A counselor speaks, “Nothing is too big for God.”
Platitudes. I nod in subdued agreement.
“And you will see your precious baby again in Heaven.”
I want to say, Really? How do you know that? Show me where the Bible says that. I was not a believer then. How are you surer than I that she is a child of the covenant? I’ve begged for a revelation…
But I can’t say that. So I nod and lower my head, “Phew,” signaling my finish. And for what it’s worth, I’m relieved to have told my story—finally made my public confession.
The head counselor excuses us for some quiet time. She recommends that we take a walk. Pray, and cast the stones from our necks into the lake.
As I walk the path around the water, it feels like an empty gesture. I pray for it not to be.
I toss the stones into the water one by one starting with those that my choice wounded: God. Baby. Husband. Myself.
Next, I pick through and throw the stones marked with my emotions: Guilt. Shame. Fear. Unforgiveness.
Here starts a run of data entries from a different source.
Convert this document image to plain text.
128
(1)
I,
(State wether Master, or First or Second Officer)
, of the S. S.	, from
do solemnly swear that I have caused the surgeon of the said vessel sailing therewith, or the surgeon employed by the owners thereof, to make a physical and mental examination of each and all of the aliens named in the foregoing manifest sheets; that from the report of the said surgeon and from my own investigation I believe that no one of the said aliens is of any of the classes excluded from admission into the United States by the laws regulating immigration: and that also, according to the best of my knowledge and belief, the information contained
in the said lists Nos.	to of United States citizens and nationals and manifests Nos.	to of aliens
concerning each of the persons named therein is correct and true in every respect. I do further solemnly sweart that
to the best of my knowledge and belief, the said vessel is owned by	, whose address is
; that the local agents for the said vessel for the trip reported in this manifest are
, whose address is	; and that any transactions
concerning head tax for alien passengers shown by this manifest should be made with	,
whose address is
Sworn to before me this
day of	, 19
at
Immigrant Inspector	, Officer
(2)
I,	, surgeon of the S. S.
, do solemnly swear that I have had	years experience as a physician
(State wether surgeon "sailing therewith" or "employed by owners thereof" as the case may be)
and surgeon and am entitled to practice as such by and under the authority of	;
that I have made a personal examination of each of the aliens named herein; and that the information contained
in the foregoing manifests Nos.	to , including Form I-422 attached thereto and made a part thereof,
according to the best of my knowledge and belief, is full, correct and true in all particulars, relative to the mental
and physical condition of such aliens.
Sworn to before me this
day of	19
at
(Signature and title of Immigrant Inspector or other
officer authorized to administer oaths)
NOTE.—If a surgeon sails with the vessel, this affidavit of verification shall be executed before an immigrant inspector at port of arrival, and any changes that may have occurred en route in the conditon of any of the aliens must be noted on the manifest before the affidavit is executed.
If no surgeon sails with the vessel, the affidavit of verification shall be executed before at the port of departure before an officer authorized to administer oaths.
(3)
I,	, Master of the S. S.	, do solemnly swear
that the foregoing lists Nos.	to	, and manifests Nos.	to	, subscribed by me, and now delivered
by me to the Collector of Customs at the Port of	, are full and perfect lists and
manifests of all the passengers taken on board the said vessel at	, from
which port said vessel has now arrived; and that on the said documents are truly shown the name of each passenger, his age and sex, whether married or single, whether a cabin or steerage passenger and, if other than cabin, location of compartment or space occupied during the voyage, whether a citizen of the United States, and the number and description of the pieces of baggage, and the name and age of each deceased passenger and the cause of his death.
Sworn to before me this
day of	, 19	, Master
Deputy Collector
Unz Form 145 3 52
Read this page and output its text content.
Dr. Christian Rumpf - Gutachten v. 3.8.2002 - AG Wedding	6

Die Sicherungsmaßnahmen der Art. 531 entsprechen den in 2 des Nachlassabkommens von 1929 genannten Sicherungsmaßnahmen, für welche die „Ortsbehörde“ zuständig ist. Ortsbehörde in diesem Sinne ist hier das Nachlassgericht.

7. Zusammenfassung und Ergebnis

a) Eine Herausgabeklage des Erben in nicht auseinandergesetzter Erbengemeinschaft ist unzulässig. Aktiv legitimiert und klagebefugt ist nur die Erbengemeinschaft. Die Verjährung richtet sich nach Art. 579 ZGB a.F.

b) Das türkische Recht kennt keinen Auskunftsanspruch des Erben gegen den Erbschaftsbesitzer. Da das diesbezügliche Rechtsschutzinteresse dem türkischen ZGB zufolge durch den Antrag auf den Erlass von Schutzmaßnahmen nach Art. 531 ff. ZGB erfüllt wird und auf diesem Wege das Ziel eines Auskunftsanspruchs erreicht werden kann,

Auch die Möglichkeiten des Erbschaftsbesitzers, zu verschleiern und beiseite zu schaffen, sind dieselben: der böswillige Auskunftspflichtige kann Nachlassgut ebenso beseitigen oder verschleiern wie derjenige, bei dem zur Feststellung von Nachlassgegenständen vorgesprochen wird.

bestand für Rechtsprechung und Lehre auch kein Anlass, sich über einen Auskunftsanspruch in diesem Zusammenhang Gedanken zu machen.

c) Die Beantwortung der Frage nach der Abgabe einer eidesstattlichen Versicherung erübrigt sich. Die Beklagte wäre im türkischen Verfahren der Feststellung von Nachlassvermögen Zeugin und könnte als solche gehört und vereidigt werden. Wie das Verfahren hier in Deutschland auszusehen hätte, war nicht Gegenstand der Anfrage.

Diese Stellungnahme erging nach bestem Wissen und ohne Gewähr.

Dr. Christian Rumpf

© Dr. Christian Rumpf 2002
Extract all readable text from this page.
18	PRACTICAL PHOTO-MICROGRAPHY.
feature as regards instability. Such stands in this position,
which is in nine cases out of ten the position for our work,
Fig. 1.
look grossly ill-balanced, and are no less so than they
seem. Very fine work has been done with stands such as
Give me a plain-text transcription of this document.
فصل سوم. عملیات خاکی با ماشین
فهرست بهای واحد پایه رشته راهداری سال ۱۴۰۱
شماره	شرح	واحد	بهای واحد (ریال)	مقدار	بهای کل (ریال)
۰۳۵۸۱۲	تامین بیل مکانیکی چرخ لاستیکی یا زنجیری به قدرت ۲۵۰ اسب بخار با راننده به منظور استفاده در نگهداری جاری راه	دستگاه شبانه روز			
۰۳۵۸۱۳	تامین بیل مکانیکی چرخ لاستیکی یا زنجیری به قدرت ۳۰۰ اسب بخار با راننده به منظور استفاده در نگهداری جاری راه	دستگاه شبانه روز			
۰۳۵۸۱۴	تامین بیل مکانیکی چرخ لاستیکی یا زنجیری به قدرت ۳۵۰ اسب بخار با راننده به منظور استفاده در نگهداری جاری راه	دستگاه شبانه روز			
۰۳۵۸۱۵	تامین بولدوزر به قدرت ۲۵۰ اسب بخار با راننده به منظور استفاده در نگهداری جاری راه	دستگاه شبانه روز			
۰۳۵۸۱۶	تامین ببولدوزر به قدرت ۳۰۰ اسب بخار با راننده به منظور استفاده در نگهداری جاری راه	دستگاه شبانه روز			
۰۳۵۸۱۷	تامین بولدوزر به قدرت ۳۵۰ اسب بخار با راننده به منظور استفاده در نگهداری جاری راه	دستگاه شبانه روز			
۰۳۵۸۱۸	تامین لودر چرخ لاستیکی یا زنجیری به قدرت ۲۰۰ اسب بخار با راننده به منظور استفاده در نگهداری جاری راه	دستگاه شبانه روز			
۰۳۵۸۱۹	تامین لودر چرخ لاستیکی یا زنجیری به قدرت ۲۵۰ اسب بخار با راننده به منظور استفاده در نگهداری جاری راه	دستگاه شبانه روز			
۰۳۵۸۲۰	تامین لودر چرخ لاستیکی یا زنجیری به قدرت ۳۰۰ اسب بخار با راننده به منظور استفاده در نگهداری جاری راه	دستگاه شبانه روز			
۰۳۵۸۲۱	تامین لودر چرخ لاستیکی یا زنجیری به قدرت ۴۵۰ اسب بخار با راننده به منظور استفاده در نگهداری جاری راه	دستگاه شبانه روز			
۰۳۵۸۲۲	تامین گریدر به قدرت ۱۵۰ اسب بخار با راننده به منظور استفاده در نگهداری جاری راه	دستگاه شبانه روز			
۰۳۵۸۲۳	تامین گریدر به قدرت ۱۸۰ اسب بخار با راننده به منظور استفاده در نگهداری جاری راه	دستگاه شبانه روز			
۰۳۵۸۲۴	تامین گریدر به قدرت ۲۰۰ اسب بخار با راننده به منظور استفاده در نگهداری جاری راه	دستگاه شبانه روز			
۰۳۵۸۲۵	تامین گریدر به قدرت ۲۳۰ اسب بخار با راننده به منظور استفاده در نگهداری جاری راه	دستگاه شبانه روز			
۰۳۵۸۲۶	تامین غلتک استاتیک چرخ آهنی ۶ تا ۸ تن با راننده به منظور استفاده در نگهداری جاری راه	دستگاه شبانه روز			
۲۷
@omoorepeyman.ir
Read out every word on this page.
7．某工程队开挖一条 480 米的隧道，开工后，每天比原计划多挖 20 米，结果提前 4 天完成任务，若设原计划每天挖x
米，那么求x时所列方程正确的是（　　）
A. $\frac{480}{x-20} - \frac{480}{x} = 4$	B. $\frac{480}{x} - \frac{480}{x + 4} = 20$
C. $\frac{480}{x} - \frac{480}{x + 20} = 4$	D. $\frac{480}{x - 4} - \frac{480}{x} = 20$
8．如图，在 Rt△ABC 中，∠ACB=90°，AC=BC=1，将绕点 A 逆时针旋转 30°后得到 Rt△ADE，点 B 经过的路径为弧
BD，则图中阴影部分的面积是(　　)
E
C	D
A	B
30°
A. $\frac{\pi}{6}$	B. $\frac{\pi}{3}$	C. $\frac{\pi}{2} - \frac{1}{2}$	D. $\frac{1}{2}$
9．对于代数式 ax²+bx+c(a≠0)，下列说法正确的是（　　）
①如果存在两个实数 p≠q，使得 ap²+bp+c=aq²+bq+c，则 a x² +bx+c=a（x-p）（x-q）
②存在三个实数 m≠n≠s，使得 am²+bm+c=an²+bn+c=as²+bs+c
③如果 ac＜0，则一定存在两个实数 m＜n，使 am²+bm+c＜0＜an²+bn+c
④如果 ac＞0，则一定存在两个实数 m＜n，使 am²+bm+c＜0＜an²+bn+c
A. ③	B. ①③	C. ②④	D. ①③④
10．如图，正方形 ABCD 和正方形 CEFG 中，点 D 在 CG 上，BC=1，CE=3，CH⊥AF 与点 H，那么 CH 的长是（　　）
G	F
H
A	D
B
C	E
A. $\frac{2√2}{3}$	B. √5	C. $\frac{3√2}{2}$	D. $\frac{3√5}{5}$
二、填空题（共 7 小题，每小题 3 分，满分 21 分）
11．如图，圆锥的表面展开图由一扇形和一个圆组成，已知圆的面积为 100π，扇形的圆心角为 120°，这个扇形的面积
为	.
I stop on the bank as I pull out the last and largest stone. Lord, I am pounding on the floorboards, begging for a glimpse in. The stone says Heaven. With a question mark.
I lift my leg as I wind up and heave it as far out into the depths as possible. I imagine it sinking to the bottom.
Your will, Lord, not mine.
I turn back towards the main house. The pouch of stones is empty, and I feel a twinge of relief.
By the time I reach the door, doubt creeps back in. My albatross reassumes its noose.